As often happens with tax law, it has drifted slightly from its original intentions. In the law there are no limits to when you must give away the money in a DAF. In the example above you could put the $4 million into a donor-advised fund, invest it and let it grow for decades without any of it actually going to a non-profit—and yet you have gotten the full tax write-off.

This has gotten attention in recent years as some tech billionaires have used DAFs to reduce their tax  liability to near zero but with very little actually flowing out to charitable causes. As a result, Senators Chuck Grassley (R-IA) and Angus King (I-ME) introduced the Accelerating Charitable Efforts Act (S. 1981) or ACE Act. It is rare for a Republican and Democrat (Angus only recently announced Independent status) to co-sponsor a piece of legislation these days, so many are beginning to take notice of this duo.

The new law would put a clock on DAFs and require those who use them to distribute money to charitable causes within 15 years.
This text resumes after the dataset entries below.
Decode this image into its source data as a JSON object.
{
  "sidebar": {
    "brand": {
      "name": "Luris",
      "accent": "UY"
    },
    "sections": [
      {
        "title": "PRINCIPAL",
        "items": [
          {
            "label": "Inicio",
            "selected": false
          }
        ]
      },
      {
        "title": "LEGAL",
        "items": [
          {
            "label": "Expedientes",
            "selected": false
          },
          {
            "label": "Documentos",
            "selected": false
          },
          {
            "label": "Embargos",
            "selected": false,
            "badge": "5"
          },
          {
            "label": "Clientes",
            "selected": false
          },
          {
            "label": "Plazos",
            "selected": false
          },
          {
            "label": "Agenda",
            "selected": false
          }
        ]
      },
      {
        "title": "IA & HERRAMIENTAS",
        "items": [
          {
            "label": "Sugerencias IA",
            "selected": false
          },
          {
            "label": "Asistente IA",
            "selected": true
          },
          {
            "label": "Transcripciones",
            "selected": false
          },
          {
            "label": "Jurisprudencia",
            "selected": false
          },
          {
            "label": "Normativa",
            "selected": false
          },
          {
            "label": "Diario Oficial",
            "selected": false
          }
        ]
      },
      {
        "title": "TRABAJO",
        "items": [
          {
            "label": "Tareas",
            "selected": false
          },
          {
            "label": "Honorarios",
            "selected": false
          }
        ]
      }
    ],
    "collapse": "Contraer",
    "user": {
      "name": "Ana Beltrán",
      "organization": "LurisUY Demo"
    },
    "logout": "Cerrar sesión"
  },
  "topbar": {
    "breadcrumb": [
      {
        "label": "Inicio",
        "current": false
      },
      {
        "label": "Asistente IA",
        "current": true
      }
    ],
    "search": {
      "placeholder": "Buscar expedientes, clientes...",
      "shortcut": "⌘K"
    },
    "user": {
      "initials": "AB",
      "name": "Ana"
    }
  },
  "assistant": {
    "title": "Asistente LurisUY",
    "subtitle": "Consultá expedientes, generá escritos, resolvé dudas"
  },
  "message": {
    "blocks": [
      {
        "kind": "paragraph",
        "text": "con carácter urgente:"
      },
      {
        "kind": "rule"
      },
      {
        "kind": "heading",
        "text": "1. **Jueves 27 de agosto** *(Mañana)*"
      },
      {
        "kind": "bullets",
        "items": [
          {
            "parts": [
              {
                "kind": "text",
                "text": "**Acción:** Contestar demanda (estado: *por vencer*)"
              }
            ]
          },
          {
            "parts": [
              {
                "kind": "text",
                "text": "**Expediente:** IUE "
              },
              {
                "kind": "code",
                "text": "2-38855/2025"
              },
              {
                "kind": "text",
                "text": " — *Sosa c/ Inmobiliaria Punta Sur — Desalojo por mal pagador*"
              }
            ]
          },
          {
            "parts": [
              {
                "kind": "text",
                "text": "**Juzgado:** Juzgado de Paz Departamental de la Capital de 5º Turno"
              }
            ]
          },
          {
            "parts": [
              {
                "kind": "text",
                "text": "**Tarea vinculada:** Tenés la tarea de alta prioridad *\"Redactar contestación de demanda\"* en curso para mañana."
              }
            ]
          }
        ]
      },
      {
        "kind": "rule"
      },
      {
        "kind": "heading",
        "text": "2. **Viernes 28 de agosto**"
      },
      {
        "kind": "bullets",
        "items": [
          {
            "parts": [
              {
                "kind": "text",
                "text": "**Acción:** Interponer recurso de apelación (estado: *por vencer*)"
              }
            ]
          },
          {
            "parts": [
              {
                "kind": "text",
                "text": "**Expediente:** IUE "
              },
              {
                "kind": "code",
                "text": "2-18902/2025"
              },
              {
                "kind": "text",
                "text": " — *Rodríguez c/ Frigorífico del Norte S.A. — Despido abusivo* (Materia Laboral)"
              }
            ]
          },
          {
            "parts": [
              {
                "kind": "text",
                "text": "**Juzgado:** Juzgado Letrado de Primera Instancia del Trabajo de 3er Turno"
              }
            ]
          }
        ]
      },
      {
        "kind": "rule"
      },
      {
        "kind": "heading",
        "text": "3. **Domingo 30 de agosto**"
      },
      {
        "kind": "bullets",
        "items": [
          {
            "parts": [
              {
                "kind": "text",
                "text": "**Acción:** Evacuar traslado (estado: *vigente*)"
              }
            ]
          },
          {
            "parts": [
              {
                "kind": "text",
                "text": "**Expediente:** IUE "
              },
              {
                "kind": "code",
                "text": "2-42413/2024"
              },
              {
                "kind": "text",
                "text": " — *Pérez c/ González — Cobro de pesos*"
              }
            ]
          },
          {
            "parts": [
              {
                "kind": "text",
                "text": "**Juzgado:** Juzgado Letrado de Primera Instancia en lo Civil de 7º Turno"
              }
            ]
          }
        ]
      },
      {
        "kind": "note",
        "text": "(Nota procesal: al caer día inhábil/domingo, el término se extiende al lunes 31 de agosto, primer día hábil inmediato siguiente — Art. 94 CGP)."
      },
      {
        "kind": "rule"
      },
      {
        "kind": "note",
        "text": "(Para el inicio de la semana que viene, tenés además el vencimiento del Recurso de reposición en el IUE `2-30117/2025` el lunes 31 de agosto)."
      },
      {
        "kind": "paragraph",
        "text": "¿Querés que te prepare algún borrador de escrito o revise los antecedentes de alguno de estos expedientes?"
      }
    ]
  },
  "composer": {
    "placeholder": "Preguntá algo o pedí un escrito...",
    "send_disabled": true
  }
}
A new group called The Initiative to Accelerate Charitable Giving is a champion of this big change, along with some additional tweaks to the charitable law. It’s worth spending some time digging into the proposed changes which are all very common sense, practical and seem to be aligned with voters of all parties. While the bill currently sits in the Senate Finance Committee, consider contacting your Senators with your opinions on the bill.

While this law is unlikely to move quickly through the current dysfunctional system in American politics, it’s a very important step in the mission to amend tax law so it aligns with its true goals. A deduction for giving to charity is a noble and worthy thing for the U.S. to offer, but we should ensure that when someone gets a deduction, the money is going to a charitable organization in a timely manner.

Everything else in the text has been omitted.